Tutti a lezione da Quin Snyder: è lui, infatti, il principale artefice dell'ottimo inizio di stagione degli Utah Jazz, che dopo 21 partite disputate vantano un record di 12 vinte e 9 perse.
Dopo due annate chiuse con un record superiore al 45% ma sempre inferiore al 50%, i giocatori della franchigia di Gail Miller quest'anno si sono presentati al training camp decisi a compiere il salto di qualità per tornare ai playoff per la prima volta dal 2012.
Per fare ciò quest'estate sono arrivati George Hill, Boris Diaw e Joe Johnson, giocatori di grande esperienza e con un passato da protagonisti in team di vertice, mentre sono stati sacrificati Trey Burke e Trevor Booker. La loro partenza è stata accolta senza particolari rimpianti dal front office dei Jazz che, nonostante gli infortuni, stanno dimostrando di avere una precisa identità di gioco.
Al netto dei problemi al ginocchio sinistro di Derrick Favors - fondamentale per Utah soprattutto in post basso - che dovrebbero tenerlo lontano dal parquet per un periodo di tempo che non è ancora stato ben definito, Snyder ha costruito un team con alcuni veterani e tanti giovani, con una panchina di ottimo livello, come dimostra il buon rendimento dei vari Exum, Lyles e Ingles. Il grande merito del 50enne di Washington fin qui è stato soprattutto quello di fare in modo che nessun singolo si imponesse sulla squadra.
Quin dà sempre la sensazione di avere tutti i giocatori dalla sua parte, incoraggiandoli ma tenendoli sempre sulla corda ogni qual volta che hanno un piccolo passaggio a vuoto. Questa alchimia, peraltro suscettibile ancora di diversi miglioramenti, si è costruita partendo da una difesa di livello assoluto, che concede 101 punti ogni 100 possessi (terza della Lega) e caratterizzata da diversi blocchi lontano dalla palla che consentono a Utah di subire poco dal lato debole e di contestare la maggior parte dei tiri avversari. In attacco l'organizzazione di gioco fa sì che il talento e l'incredibile completezza offensiva di Hayward non schiacci le qualità dei compagni. Questo senza contare l'importanza dell'approdo nella città del lago salato di George Hill - il quale al momento è ai box per un infortunio all'alluce del piede sinistro. Parlando dell'ex Indiana, Snyder ha detto: "Penso ci si possa accorgere della sua abilità a far spaziare bene i compagni in campo e a tirare quando necessario. Rende più difficile da marcare Rodney Hood e Gordon Hayward. Il leader del gruppo è lui ed è conscio di quanto sia importante per noi la sua leadership. Questo è quello che fa un capitano". La sua importanza è emersa nella sfida contro Miami, dopo che due giorni prima l'attacco dei Jazz aveva impressionato contro gli Houston Rockets.

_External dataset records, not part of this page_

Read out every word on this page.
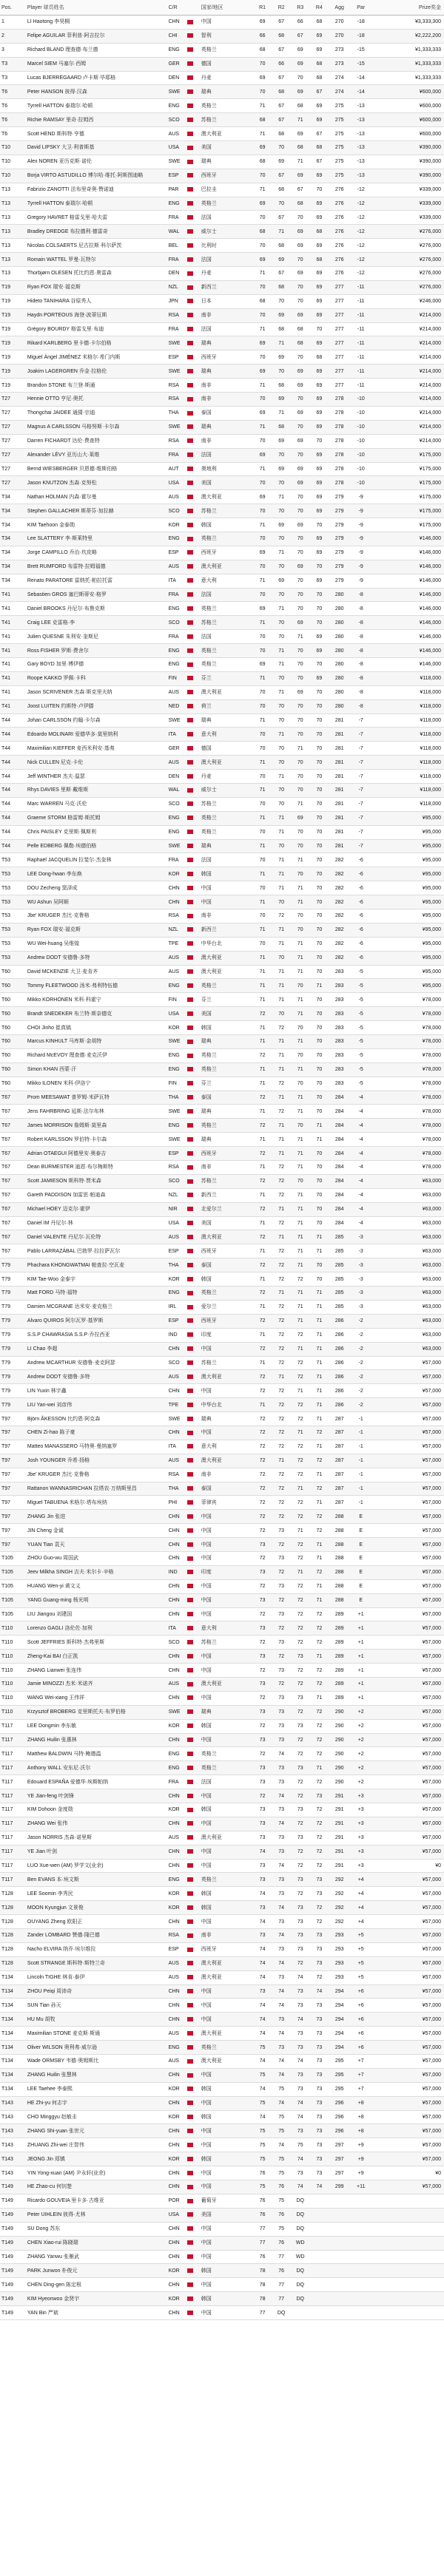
Pos.	Player 球员姓名	C/R		国家/地区	R1	R2	R3	R4	Agg	Par	Prize奖金
1	LI Haotong 李昊桐	CHN		中国	69	67	66	68	270	-18	¥3,333,300
2	Felipe AGUILAR 菲利普·阿吉拉尔	CHI		智利	66	68	67	69	270	-18	¥2,222,200
3	Richard BLAND 理查德·布兰德	ENG		英格兰	68	67	69	69	273	-15	¥1,333,333
T3	Marcel SIEM 马塞尔·西姆	GER		德国	70	66	69	68	273	-15	¥1,333,333
T3	Lucas BJERREGAARD 卢卡斯·毕耶格	DEN		丹麦	69	67	70	68	274	-14	¥1,333,333
T6	Peter HANSON 彼得·汉森	SWE		瑞典	70	68	69	67	274	-14	¥600,000
T6	Tyrrell HATTON 泰瑞尔·哈顿	ENG		英格兰	71	67	68	69	275	-13	¥600,000
T6	Richie RAMSAY 里奇·拉姆西	SCO		苏格兰	68	67	71	69	275	-13	¥600,000
T6	Scott HEND 斯科特·亨德	AUS		澳大利亚	71	68	69	67	275	-13	¥600,000
T10	David LIPSKY 大卫·利普斯基	USA		美国	69	70	68	68	275	-13	¥390,000
T10	Alex NOREN 亚历克斯·诺伦	SWE		瑞典	68	69	71	67	275	-13	¥390,000
T10	Borja VIRTO ASTUDILLO 博尔哈·维托·阿斯图迪略	ESP		西班牙	70	67	69	69	275	-13	¥390,000
T13	Fabrizio ZANOTTI 法布里奇奥·赞诺迪	PAR		巴拉圭	71	68	67	70	276	-12	¥339,000
T13	Tyrrell HATTON 泰瑞尔·哈顿	ENG		英格兰	69	70	68	69	276	-12	¥339,000
T13	Gregory HAVRET 格雷戈里·哈夫雷	FRA		法国	70	67	70	69	276	-12	¥339,000
T13	Bradley DREDGE 布拉德利·德雷奇	WAL		威尔士	68	71	69	68	276	-12	¥276,000
T13	Nicolas COLSAERTS 尼古拉斯·科尔萨茨	BEL		比利时	70	68	69	69	276	-12	¥276,000
T13	Romain WATTEL 罗曼·瓦特尔	FRA		法国	69	69	70	68	276	-12	¥276,000
T13	Thorbjørn OLESEN 托比约恩·奥雷森	DEN		丹麦	71	67	69	69	276	-12	¥276,000
T19	Ryan FOX 瑞安·福克斯	NZL		新西兰	70	68	70	69	277	-11	¥276,000
T19	Hideto TANIHARA 谷原秀人	JPN		日本	68	70	70	69	277	-11	¥246,000
T19	Haydn PORTEOUS 海登·波蒂厄斯	RSA		南非	70	69	69	69	277	-11	¥214,000
T19	Grégory BOURDY 格雷戈里·布迪	FRA		法国	71	68	68	70	277	-11	¥214,000
T19	Rikard KARLBERG 里卡德·卡尔伯格	SWE		瑞典	69	71	68	69	277	-11	¥214,000
T19	Miguel Ángel JIMÉNEZ 米格尔·希门内斯	ESP		西班牙	70	69	70	68	277	-11	¥214,000
T19	Joakim LAGERGREN 乔金·拉格伦	SWE		瑞典	69	70	69	69	277	-11	¥214,000
T19	Brandon STONE 布兰登·斯通	RSA		南非	71	68	69	69	277	-11	¥214,000
T27	Hennie OTTO 亨尼·奥托	RSA		南非	70	69	70	69	278	-10	¥214,000
T27	Thongchai JAIDEE 通猜·宗迪	THA		泰国	69	71	69	69	278	-10	¥214,000
T27	Magnus A CARLSSON 马格努斯·卡尔森	SWE		瑞典	71	68	70	69	278	-10	¥214,000
T27	Darren FICHARDT 达伦·费查特	RSA		南非	70	69	69	70	278	-10	¥214,000
T27	Alexander LÉVY 亚历山大·莱维	FRA		法国	69	70	70	69	278	-10	¥175,000
T27	Bernd WIESBERGER 贝恩德·维斯伯格	AUT		奥地利	71	69	69	69	278	-10	¥175,000
T27	Jason KNUTZON 杰森·克努松	USA		美国	70	70	69	69	278	-10	¥175,000
T34	Nathan HOLMAN 内森·霍尔曼	AUS		澳大利亚	69	71	70	69	279	-9	¥175,000
T34	Stephen GALLACHER 斯蒂芬·加拉赫	SCO		苏格兰	70	70	70	69	279	-9	¥175,000
T34	KIM Taehoon 金泰勋	KOR		韩国	71	69	69	70	279	-9	¥175,000
T34	Lee SLATTERY 李·斯莱特里	ENG		英格兰	70	70	70	69	279	-9	¥146,000
T34	Jorge CAMPILLO 乔治·坎皮略	ESP		西班牙	69	71	70	69	279	-9	¥146,000
T34	Brett RUMFORD 布雷特·拉姆福德	AUS		澳大利亚	70	70	69	70	279	-9	¥146,000
T34	Renato PARATORE 雷纳托·帕拉托雷	ITA		意大利	71	69	70	69	279	-9	¥146,000
T41	Sebastien GROS 塞巴斯蒂安·格罗	FRA		法国	70	70	70	70	280	-8	¥146,000
T41	Daniel BROOKS 丹尼尔·布鲁克斯	ENG		英格兰	69	71	70	70	280	-8	¥146,000
T41	Craig LEE 克雷格·李	SCO		苏格兰	71	70	69	70	280	-8	¥146,000
T41	Julien QUESNE 朱利安·奎斯尼	FRA		法国	70	70	71	69	280	-8	¥146,000
T41	Ross FISHER 罗斯·费舍尔	ENG		英格兰	70	71	70	69	280	-8	¥146,000
T41	Gary BOYD 加里·博伊德	ENG		英格兰	69	71	70	70	280	-8	¥146,000
T41	Roope KAKKO 罗佩·卡科	FIN		芬兰	71	70	70	69	280	-8	¥118,000
T41	Jason SCRIVENER 杰森·斯克里夫纳	AUS		澳大利亚	70	71	69	70	280	-8	¥118,000
T41	Joost LUITEN 约斯特·卢伊滕	NED		荷兰	70	70	70	70	280	-8	¥118,000
T44	Johan CARLSSON 约翰·卡尔森	SWE		瑞典	71	70	70	70	281	-7	¥118,000
T44	Edoardo MOLINARI 爱德华多·莫里纳利	ITA		意大利	70	71	70	70	281	-7	¥118,000
T44	Maximilian KIEFFER 麦西米利安·基弗	GER		德国	70	70	71	70	281	-7	¥118,000
T44	Nick CULLEN 尼克·卡伦	AUS		澳大利亚	71	70	70	70	281	-7	¥118,000
T44	Jeff WINTHER 杰夫·温瑟	DEN		丹麦	70	71	70	70	281	-7	¥118,000
T44	Rhys DAVIES 里斯·戴维斯	WAL		威尔士	71	70	70	70	281	-7	¥118,000
T44	Marc WARREN 马克·沃伦	SCO		苏格兰	70	70	71	70	281	-7	¥118,000
T44	Graeme STORM 格雷姆·斯托姆	ENG		英格兰	71	71	69	70	281	-7	¥95,000
T44	Chris PAISLEY 克里斯·佩斯利	ENG		英格兰	70	71	70	70	281	-7	¥95,000
T44	Pelle EDBERG 佩勒·埃德伯格	SWE		瑞典	71	70	70	70	281	-7	¥95,000
T53	Raphaël JACQUELIN 拉斐尔·杰奎林	FRA		法国	70	71	71	70	282	-6	¥95,000
T53	LEE Dong-hwan 李东焕	KOR		韩国	71	71	70	70	282	-6	¥95,000
T53	DOU Zecheng 窦泽成	CHN		中国	70	71	71	70	282	-6	¥95,000
T53	WU Ashun 吴阿顺	CHN		中国	71	70	71	70	282	-6	¥95,000
T53	Jbe' KRUGER 杰比·克鲁格	RSA		南非	70	72	70	70	282	-6	¥95,000
T53	Ryan FOX 瑞安·福克斯	NZL		新西兰	71	71	70	70	282	-6	¥95,000
T53	WU Wei-huang 吴维煌	TPE		中华台北	70	71	71	70	282	-6	¥95,000
T53	Andrew DODT 安德鲁·多特	AUS		澳大利亚	71	70	71	70	282	-6	¥95,000
T60	David MCKENZIE 大卫·麦肯齐	AUS		澳大利亚	71	71	71	70	283	-5	¥95,000
T60	Tommy FLEETWOOD 汤米·弗利特伍德	ENG		英格兰	71	71	70	71	283	-5	¥95,000
T60	Mikko KORHONEN 米科·科霍宁	FIN		芬兰	71	71	71	70	283	-5	¥78,000
T60	Brandt SNEDEKER 布兰特·斯奈德克	USA		美国	72	70	71	70	283	-5	¥78,000
T60	CHOI Jinho 崔真镐	KOR		韩国	71	72	70	70	283	-5	¥78,000
T60	Marcus KINHULT 马库斯·金胡特	SWE		瑞典	71	71	71	70	283	-5	¥78,000
T60	Richard McEVOY 理查德·麦克沃伊	ENG		英格兰	72	71	70	70	283	-5	¥78,000
T60	Simon KHAN 西蒙·汗	ENG		英格兰	71	71	71	70	283	-5	¥78,000
T60	Mikko ILONEN 米科·伊洛宁	FIN		芬兰	71	72	70	70	283	-5	¥78,000
T67	Prom MEESAWAT 普罗姆·米萨瓦特	THA		泰国	72	71	71	70	284	-4	¥78,000
T67	Jens FAHRBRING 延斯·法尔布林	SWE		瑞典	71	72	71	70	284	-4	¥78,000
T67	James MORRISON 詹姆斯·莫里森	ENG		英格兰	72	71	70	71	284	-4	¥78,000
T67	Robert KARLSSON 罗伯特·卡尔森	SWE		瑞典	71	71	71	71	284	-4	¥78,000
T67	Adrian OTAEGUI 阿德里安·奥泰吉	ESP		西班牙	72	71	71	70	284	-4	¥78,000
T67	Dean BURMESTER 迪恩·布尔梅斯特	RSA		南非	71	72	71	70	284	-4	¥78,000
T67	Scott JAMIESON 斯科特·贾米森	SCO		苏格兰	72	72	70	70	284	-4	¥63,000
T67	Gareth PADDISON 加雷思·帕迪森	NZL		新西兰	71	72	71	70	284	-4	¥63,000
T67	Michael HOEY 迈克尔·霍伊	NIR		北爱尔兰	72	71	71	70	284	-4	¥63,000
T67	Daniel IM 丹尼尔·林	USA		美国	71	72	71	70	284	-4	¥63,000
T67	Daniel VALENTE 丹尼尔·瓦伦特	AUS		澳大利亚	72	71	71	71	285	-3	¥63,000
T67	Pablo LARRAZÁBAL 巴勃罗·拉拉萨瓦尔	ESP		西班牙	71	72	71	71	285	-3	¥63,000
T79	Phachara KHONGWATMAI 帕查拉·空瓦麦	THA		泰国	72	72	71	70	285	-3	¥63,000
T79	KIM Tae-Woo 金泰宇	KOR		韩国	71	72	72	70	285	-3	¥63,000
T79	Matt FORD 马特·福特	ENG		英格兰	72	71	71	71	285	-3	¥63,000
T79	Damien MCGRANE 达米安·麦克格兰	IRL		爱尔兰	71	72	71	71	285	-3	¥63,000
T79	Alvaro QUIROS 阿尔瓦罗·基罗斯	ESP		西班牙	72	72	71	71	286	-2	¥63,000
T79	S.S.P CHAWRASIA S.S.P·乔拉西亚	IND		印度	71	72	72	71	286	-2	¥63,000
T79	LI Chao 李超	CHN		中国	72	72	71	71	286	-2	¥63,000
T79	Andrew MCARTHUR 安德鲁·麦克阿瑟	SCO		苏格兰	71	72	72	71	286	-2	¥57,000
T79	Andrew DODT 安德鲁·多特	AUS		澳大利亚	72	71	72	71	286	-2	¥57,000
T79	LIN Yuxin 林宇鑫	CHN		中国	72	72	71	71	286	-2	¥57,000
T79	LIU Yan-wei 刘彦伟	TPE		中华台北	71	72	72	71	286	-2	¥57,000
T97	Björn ÅKESSON 比约恩·阿克森	SWE		瑞典	72	72	72	71	287	-1	¥57,000
T97	CHEN Zi-hao 陈子豪	CHN		中国	72	72	71	72	287	-1	¥57,000
T97	Matteo MANASSERO 马特奥·曼纳塞罗	ITA		意大利	72	72	72	71	287	-1	¥57,000
T97	Josh YOUNGER 乔希·扬格	AUS		澳大利亚	72	71	72	72	287	-1	¥57,000
T97	Jbe' KRUGER 杰比·克鲁格	RSA		南非	72	72	72	71	287	-1	¥57,000
T97	Rattanon WANNASRICHAN 拉塔农·万纳斯里昌	THA		泰国	72	72	71	72	287	-1	¥57,000
T97	Miguel TABUENA 米格尔·塔布埃纳	PHI		菲律宾	72	72	72	71	287	-1	¥57,000
T97	ZHANG Jin 张进	CHN		中国	72	72	72	72	288	E	¥57,000
T97	JIN Cheng 金诚	CHN		中国	72	73	71	72	288	E	¥57,000
T97	YUAN Tian 袁天	CHN		中国	73	72	72	71	288	E	¥57,000
T105	ZHOU Guo-wu 周国武	CHN		中国	72	73	72	71	288	E	¥57,000
T105	Jeev Milkha SINGH 吉夫·米尔卡·辛格	IND		印度	73	72	71	72	288	E	¥57,000
T105	HUANG Wen-yi 黄文义	CHN		中国	72	73	72	71	288	E	¥57,000
T105	YANG Guang-ming 杨光明	CHN		中国	73	72	72	71	288	E	¥57,000
T105	LIU Jiangou 刘建国	CHN		中国	72	73	72	72	289	+1	¥57,000
T110	Lorenzo GAGLI 洛伦佐·加利	ITA		意大利	73	72	72	72	289	+1	¥57,000
T110	Scott JEFFRIES 斯科特·杰弗里斯	SCO		苏格兰	72	73	72	72	289	+1	¥57,000
T110	Zheng-Kai BAI 白正凯	CHN		中国	73	72	73	71	289	+1	¥57,000
T110	ZHANG Lianwei 张连伟	CHN		中国	72	73	72	72	289	+1	¥57,000
T110	Jamie MINOZZI 杰米·米诺齐	AUS		澳大利亚	73	72	72	72	289	+1	¥57,000
T110	WANG Wei-xiang 王伟祥	CHN		中国	72	73	73	71	289	+1	¥57,000
T110	Krzysztof BROBERG 克里斯托夫·布罗伯格	SWE		瑞典	73	73	72	72	290	+2	¥57,000
T117	LEE Dongmin 李东敏	KOR		韩国	72	73	73	72	290	+2	¥57,000
T117	ZHANG Huilin 张惠林	CHN		中国	73	73	72	72	290	+2	¥57,000
T117	Matthew BALDWIN 马特·鲍德温	ENG		英格兰	72	74	72	72	290	+2	¥57,000
T117	Anthony WALL 安东尼·沃尔	ENG		英格兰	73	73	73	71	290	+2	¥57,000
T117	Edouard ESPAÑA 爱德华·埃斯帕纳	FRA		法国	73	73	72	72	290	+2	¥57,000
T117	YE Jian-feng 叶剑锋	CHN		中国	72	74	72	73	291	+3	¥57,000
T117	KIM Dohoon 金度勋	KOR		韩国	73	73	73	72	291	+3	¥57,000
T117	ZHANG Wei 张伟	CHN		中国	73	74	72	72	291	+3	¥57,000
T117	Jason NORRIS 杰森·诺里斯	AUS		澳大利亚	73	73	73	72	291	+3	¥57,000
T117	YE Jian 叶剑	CHN		中国	74	73	72	72	291	+3	¥57,000
T117	LUO Xue-wen (AM) 罗学文(业余)	CHN		中国	73	74	72	72	291	+3	¥0
T117	Ben EVANS 本·埃文斯	ENG		英格兰	73	73	73	73	292	+4	¥57,000
T128	LEE Soomin 李秀民	KOR		韩国	74	73	72	73	292	+4	¥57,000
T128	MOON Kyungjun 文景俊	KOR		韩国	73	74	73	72	292	+4	¥57,000
T128	OUYANG Zheng 欧阳正	CHN		中国	74	73	73	72	292	+4	¥57,000
T128	Zander LOMBARD 赞德·隆巴德	RSA		南非	73	74	73	73	293	+5	¥57,000
T128	Nacho ELVIRA 纳乔·埃尔维拉	ESP		西班牙	74	73	73	73	293	+5	¥57,000
T128	Scott STRANGE 斯科特·斯特兰奇	AUS		澳大利亚	74	74	72	73	293	+5	¥57,000
T134	Lincoln TIGHE 林肯·泰伊	AUS		澳大利亚	74	73	74	72	293	+5	¥57,000
T134	ZHOU Peiqi 周沛奇	CHN		中国	73	74	73	74	294	+6	¥57,000
T134	SUN Tian 孙天	CHN		中国	74	74	73	73	294	+6	¥57,000
T134	HU Mu 胡牧	CHN		中国	74	73	74	73	294	+6	¥57,000
T134	Maximilian STONE 麦克斯·斯通	AUS		澳大利亚	74	74	73	73	294	+6	¥57,000
T134	Oliver WILSON 奥利弗·威尔逊	ENG		英格兰	75	73	73	73	294	+6	¥57,000
T134	Wade ORMSBY 韦德·奥姆斯比	AUS		澳大利亚	74	74	74	73	295	+7	¥57,000
T134	ZHANG Huilin 张慧林	CHN		中国	75	74	73	73	295	+7	¥57,000
T134	LEE Taehee 李泰熙	KOR		韩国	74	75	73	73	295	+7	¥57,000
T143	HE Zhi-yu 何志宇	CHN		中国	75	74	74	73	296	+8	¥57,000
T143	CHO Minggyu 赵敏圭	KOR		韩国	74	75	74	73	296	+8	¥57,000
T143	ZHANG Shi-yuan 张世元	CHN		中国	75	75	73	73	296	+8	¥57,000
T143	ZHUANG Zhi-wei 庄智伟	CHN		中国	75	74	75	73	297	+9	¥57,000
T143	JEONG Jin 郑镇	KOR		韩国	75	75	74	73	297	+9	¥57,000
T143	YIN Yong-xuan (AM) 尹永轩(业余)	CHN		中国	76	75	73	73	297	+9	¥0
T149	HE Zhao-cu 何钊楚	CHN		中国	75	76	74	74	299	+11	¥57,000
T149	Ricardo GOUVEIA 里卡多·古维亚	POR		葡萄牙	76	75	DQ				
T149	Peter UIHLEIN 彼得·尤林	USA		美国	76	76	DQ				
T149	SU Dong 苏东	CHN		中国	77	75	DQ				
T149	CHEN Xiao-rui 陈晓瑞	CHN		中国	77	76	WD				
T149	ZHANG Yanwu 张雁武	CHN		中国	76	77	WD				
T149	PARK Junwon 朴俊元	KOR		韩国	78	76	DQ				
T149	CHEN Ding-gen 陈定根	CHN		中国	78	77	DQ				
T149	KIM Hyeonwoo 金贤宇	KOR		韩国	78	77	DQ				
T149	YAN Bin 严斌	CHN		中国	77	DQ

Senza l'ex Pacers si sono acuiti i vecchi problemi dei Jazz, che infatti sono l'ultima squadra della NBA per assist a partita, con appena 18.5 di media. La loro prevedibilità e lentezza nella costruzione del gioco è testimoniata dalla statistica relativa ai fast break points, che li vede penultimi con appena 8.6, e da quella riguardante il pace, il peggiore della NBA (fermo solamente a 93.2). Questo viene controbilanciato da un predominio nella restricted area con pochi eguali nella Association, come dimostra il 63.7% al tiro in questa zona di campo - solo Golden State fa meglio col 69.9%.

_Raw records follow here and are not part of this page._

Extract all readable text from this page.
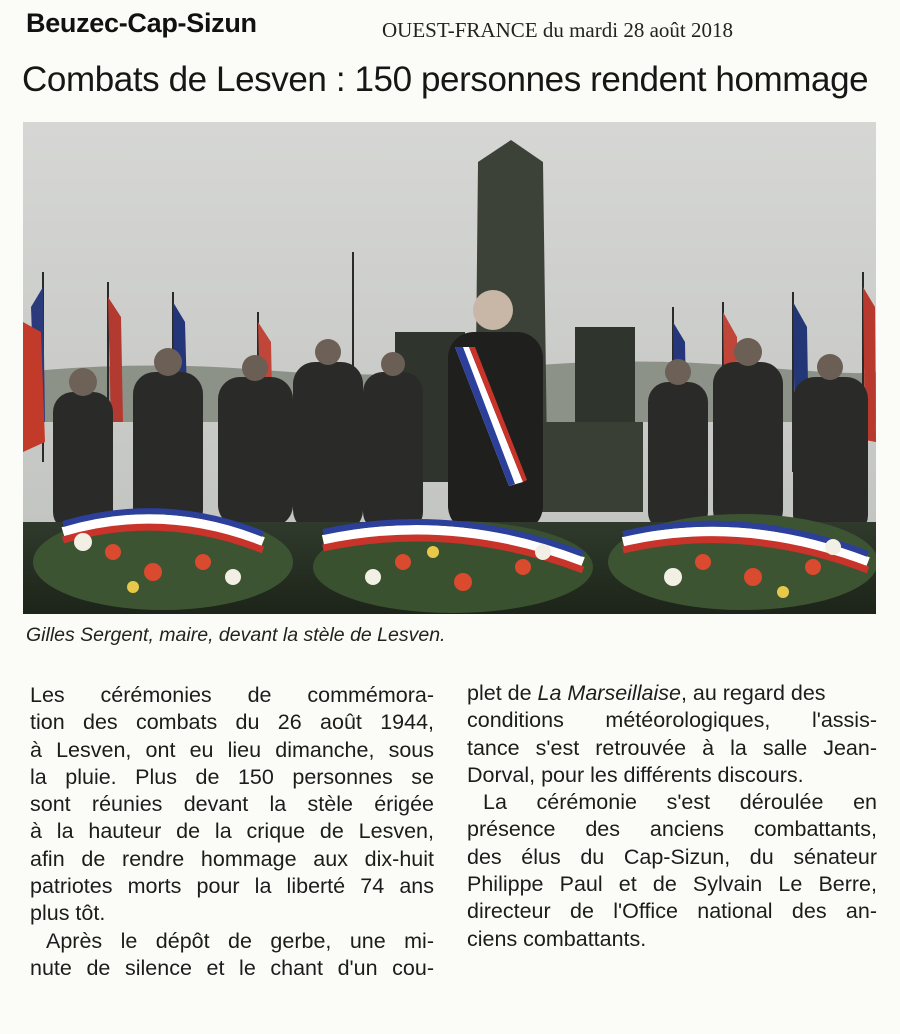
Beuzec-Cap-Sizun	OUEST-FRANCE du mardi 28 août 2018
Combats de Lesven : 150 personnes rendent hommage
Gilles Sergent, maire, devant la stèle de Lesven.
Les cérémonies de commémora-
tion des combats du 26 août 1944,
à Lesven, ont eu lieu dimanche, sous
la pluie. Plus de 150 personnes se
sont réunies devant la stèle érigée
à la hauteur de la crique de Lesven,
afin de rendre hommage aux dix-huit
patriotes morts pour la liberté 74 ans
plus tôt.
Après le dépôt de gerbe, une mi-
nute de silence et le chant d'un cou-
plet de La Marseillaise, au regard des
conditions météorologiques, l'assis-
tance s'est retrouvée à la salle Jean-
Dorval, pour les différents discours.
La cérémonie s'est déroulée en
présence des anciens combattants,
des élus du Cap-Sizun, du sénateur
Philippe Paul et de Sylvain Le Berre,
directeur de l'Office national des an-
ciens combattants.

La capacità di Snyder di fare aggiustamenti sarà fondamentale nel prosieguo della stagione tanto quanto avere tutto il roster a disposizione. In questo senso sarà importante la capacità di gestire i clutch moments da parte di giocatori come Johnson e Diaw, che - specialmente in post season - potrebbero risultare decisivi. Questo senza considerare la crescita notevole di Rudy Gobert. Il francese quest'estate ha lavorato molto sulle situazioni di pick and roll, sui movimenti spalle a canestro e sui tiri liberi, con i risultati che sono già emersi in queste prime 21 partite (adesso dalla lunetta tira col 65,7%, mentre nel resto della sua carriera viaggiava intorno al 59,5%). L'impressione è che, se alla crescita del 24enne di San Quintino dovesse affiancarsi quella dei giovani Hood ed Exum - soprattutto in termini di continuità di rendimento - Utah sarà davvero dura da battere, specialmente per le sue rivali nella corsa ai playoff (difficile pensare che possa arrivare tra le prime quattro della Western Conference).
Il sentiero intrapreso è quello giusto, la squadra è compatta, l'allenatore tra i migliori in circolazione. What else?